Pembrolizumab in combination with weekly cisplatin-based chemoradiotherapy is safe and does not impair delivery of curative radiotherapy or chemotherapy in HNSCC. Early efficacy data support further investigation of this approach.
帕博利珠单抗是一种人源化单克隆抗体,可阻断程序性死亡受体-1(PD-1)与其配体(PD-L1、PD-L2)之间的相互作用。尽管帕博利珠单抗已被批准用于复发性/转移性头颈部鳞状细胞癌(HNSCC),但其在局部晚期(LA)疾病管理中的作用尚未确定。我们报告了一项评估帕博利珠单抗联合顺铂为基础的放化疗治疗 LA HNSCC 患者的安全性和疗效的 Ib 期研究。

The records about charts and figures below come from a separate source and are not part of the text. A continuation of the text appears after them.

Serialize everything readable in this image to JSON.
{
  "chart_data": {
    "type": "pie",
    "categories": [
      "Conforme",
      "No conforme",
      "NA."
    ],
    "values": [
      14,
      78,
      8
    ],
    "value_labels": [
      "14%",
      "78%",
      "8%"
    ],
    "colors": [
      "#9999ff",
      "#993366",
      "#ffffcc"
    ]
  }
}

符合条件的患者包括口腔(不包括唇)、口咽、下咽或喉的 III 至 IVB 期 HNSCC(根据美国癌症联合委员会第 7 版分期系统),适合顺铂为基础、标准剂量(70Gy)放化疗。帕博利珠单抗与放化疗同期给予,每周给予顺铂,放化疗后继续给予。主要终点是放化疗不良事件(AE)和免疫相关不良事件(irAE)的发生率。根据治疗结束(EOT)影像学或放疗后 100 天的病理确认,疗效定义为完全缓解(CR)率。主要次要终点包括总生存期(OS)和无进展生存期(PFS)。
该研究于 2015 年 11 月至 2018 年 10 月期间共入组 59 例患者(HPV 阳性,n=34;HPV 阴性,n=25)。5 例(8.8%)患者因 irAE 而停止使用帕博利珠单抗,均发生在同期放化疗期间;98.3%的患者接受了完整的计划放疗剂量(70Gy),没有任何≥5 天的延迟;88.1%的患者完成了目标顺铂剂量≥200mg/m2。HPV 阳性和阴性 HNSCC 的 EOT CR 率分别为 85.3%和 78.3%。
帕博利珠单抗联合每周顺铂为基础的放化疗是安全的,不会损害 HNSCC 的根治性放疗或化疗的实施。早期疗效数据支持进一步研究该方法。